Ich habe dann in weiteren Skizzen versucht, eine mögliche Erweiterung für ein Modul zu finden. Hier bin ich nicht von dem Kreis als Hauptelement ausgegangen, sondern habe lediglich mal versucht Möglichkeiten zu finden, wie man an dem Hörgerät weitere Elemente andocken könnte und wie diese aussehen könnten. Hier sieht man eine mögliche Reihe, wie weitere Elemente an das Hörgerät kommen könnten.
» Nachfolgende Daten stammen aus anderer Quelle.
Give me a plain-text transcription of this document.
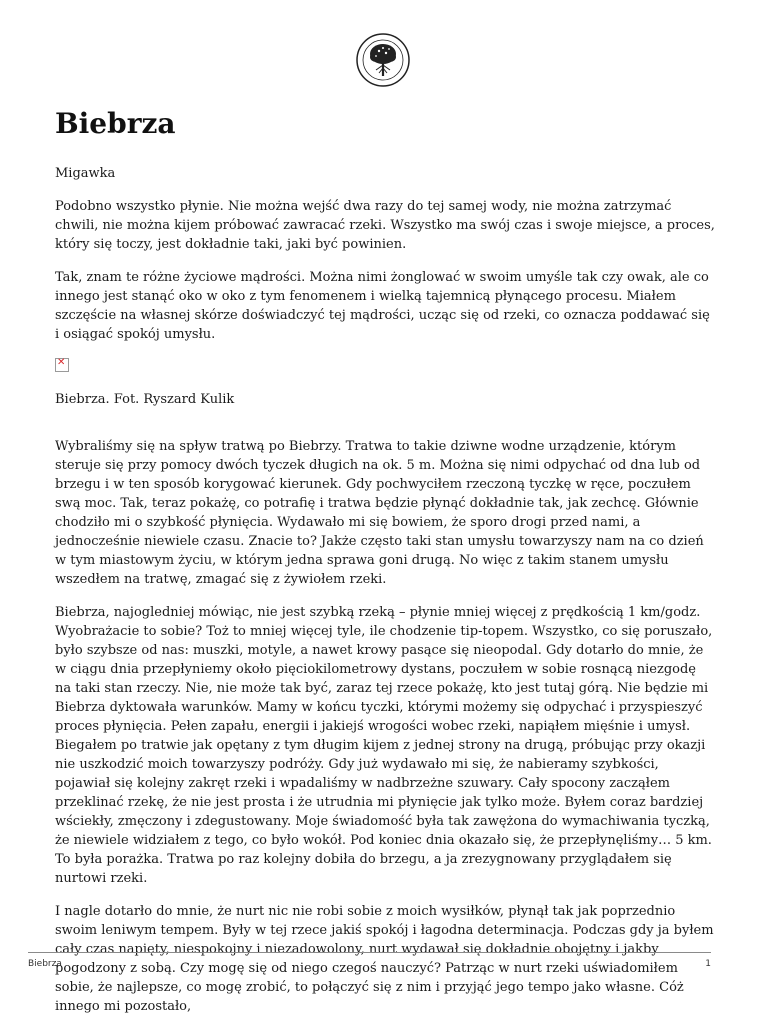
Biebrza

Migawka

Podobno wszystko płynie. Nie można wejść dwa razy do tej samej wody, nie można zatrzymać chwili, nie można kijem próbować zawracać rzeki. Wszystko ma swój czas i swoje miejsce, a proces, który się toczy, jest dokładnie taki, jaki być powinien.

Tak, znam te różne życiowe mądrości. Można nimi żonglować w swoim umyśle tak czy owak, ale co innego jest stanąć oko w oko z tym fenomenem i wielką tajemnicą płynącego procesu. Miałem szczęście na własnej skórze doświadczyć tej mądrości, ucząc się od rzeki, co oznacza poddawać się i osiągać spokój umysłu.

✕

Biebrza. Fot. Ryszard Kulik

Wybraliśmy się na spływ tratwą po Biebrzy. Tratwa to takie dziwne wodne urządzenie, którym steruje się przy pomocy dwóch tyczek długich na ok. 5 m. Można się nimi odpychać od dna lub od brzegu i w ten sposób korygować kierunek. Gdy pochwyciłem rzeczoną tyczkę w ręce, poczułem swą moc. Tak, teraz pokażę, co potrafię i tratwa będzie płynąć dokładnie tak, jak zechcę. Głównie chodziło mi o szybkość płynięcia. Wydawało mi się bowiem, że sporo drogi przed nami, a jednocześnie niewiele czasu. Znacie to? Jakże często taki stan umysłu towarzyszy nam na co dzień w tym miastowym życiu, w którym jedna sprawa goni drugą. No więc z takim stanem umysłu wszedłem na tratwę, zmagać się z żywiołem rzeki.

Biebrza, najogledniej mówiąc, nie jest szybką rzeką – płynie mniej więcej z prędkością 1 km/godz. Wyobrażacie to sobie? Toż to mniej więcej tyle, ile chodzenie tip-topem. Wszystko, co się poruszało, było szybsze od nas: muszki, motyle, a nawet krowy pasące się nieopodal. Gdy dotarło do mnie, że w ciągu dnia przepłyniemy około pięciokilometrowy dystans, poczułem w sobie rosnącą niezgodę na taki stan rzeczy. Nie, nie może tak być, zaraz tej rzece pokażę, kto jest tutaj górą. Nie będzie mi Biebrza dyktowała warunków. Mamy w końcu tyczki, którymi możemy się odpychać i przyspieszyć proces płynięcia. Pełen zapału, energii i jakiejś wrogości wobec rzeki, napiąłem mięśnie i umysł. Biegałem po tratwie jak opętany z tym długim kijem z jednej strony na drugą, próbując przy okazji nie uszkodzić moich towarzyszy podróży. Gdy już wydawało mi się, że nabieramy szybkości, pojawiał się kolejny zakręt rzeki i wpadaliśmy w nadbrzeżne szuwary. Cały spocony zacząłem przeklinać rzekę, że nie jest prosta i że utrudnia mi płynięcie jak tylko może. Byłem coraz bardziej wściekły, zmęczony i zdegustowany. Moje świadomość była tak zawężona do wymachiwania tyczką, że niewiele widziałem z tego, co było wokół. Pod koniec dnia okazało się, że przepłynęliśmy… 5 km. To była porażka. Tratwa po raz kolejny dobiła do brzegu, a ja zrezygnowany przyglądałem się nurtowi rzeki.

I nagle dotarło do mnie, że nurt nic nie robi sobie z moich wysiłków, płynął tak jak poprzednio swoim leniwym tempem. Były w tej rzece jakiś spokój i łagodna determinacja. Podczas gdy ja byłem cały czas napięty, niespokojny i niezadowolony, nurt wydawał się dokładnie obojętny i jakby pogodzony z sobą. Czy mogę się od niego czegoś nauczyć? Patrząc w nurt rzeki uświadomiłem sobie, że najlepsze, co mogę zrobić, to połączyć się z nim i przyjąć jego tempo jako własne. Cóż innego mi pozostało,

Biebrza	1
Ich bin bei diesen Skizzen davon ausgegangen, dass es ein Set von irgendwie 5 Elementen hat, welche man zu dem Hörgerät dazubekommt. Dann kann man nach Lust und Laune mit diesen Elementen und dem Hörgerät spielen. Es sollte dabei Freude machen. Zum Beispiel gäbe es verschiedene Variationen von einer Art Ohrring oder Earcuff, welcher man an dem Hörgerät anklippen kann. Oder man verbindet 2 Elemente mit dem Hörgerät und bekommt eine Kette. Dies waren einfach Entwürfe.
So hat sich so langsam meine endgültige Hauptform entwickelt. Formal lehnt sich mein Objekt nun an die Form eines Trichters an, welcher zum Ohr hin verjüngt wird. Gegen aussen symbolisiert das Trichterelement mit seiner runden Öffnung ein offenes Ohr und zeigt „ich höre“. Der Kreis ist in dem Hauptelement als Öffnung des Trichters als Fläche, an der man die Add-Ons andocken kann, eingebaut. Einerseits war die Öffnung und demnach die Kreisfläche zu bestimmen, andererseits musste ich mir auch überlegen, in welchem Winkel sich die Öffnung zum Ohr hin verjüngt. Das dritte Element, welches skizziert werden musste, war der Teil, welcher in der Ohrmuschel sitzt. Damit dieser angenehm im Ohr sitzt, habe ich mich da von den Kopfhörern inspirieren lassen. Ich finde es spannend, die Grenzen dieser zwei Produkte zu vermischen, denn grundsätzlich ist ein Kopfhörer nichts anderes als ein Hörgerät. Was ich in dieser Produktstudie nicht einbezogen habe, war die Technik. Meine Vorstellung war jedoch, das die Trichterform des Hauptelementes dann hohl ist, sodass man dort die Technik einbauen könnte.
Als ich dann die endgültige Form des Hauptelements als Skizze bereit hatte, ging es an die Umsetzung in Rhino.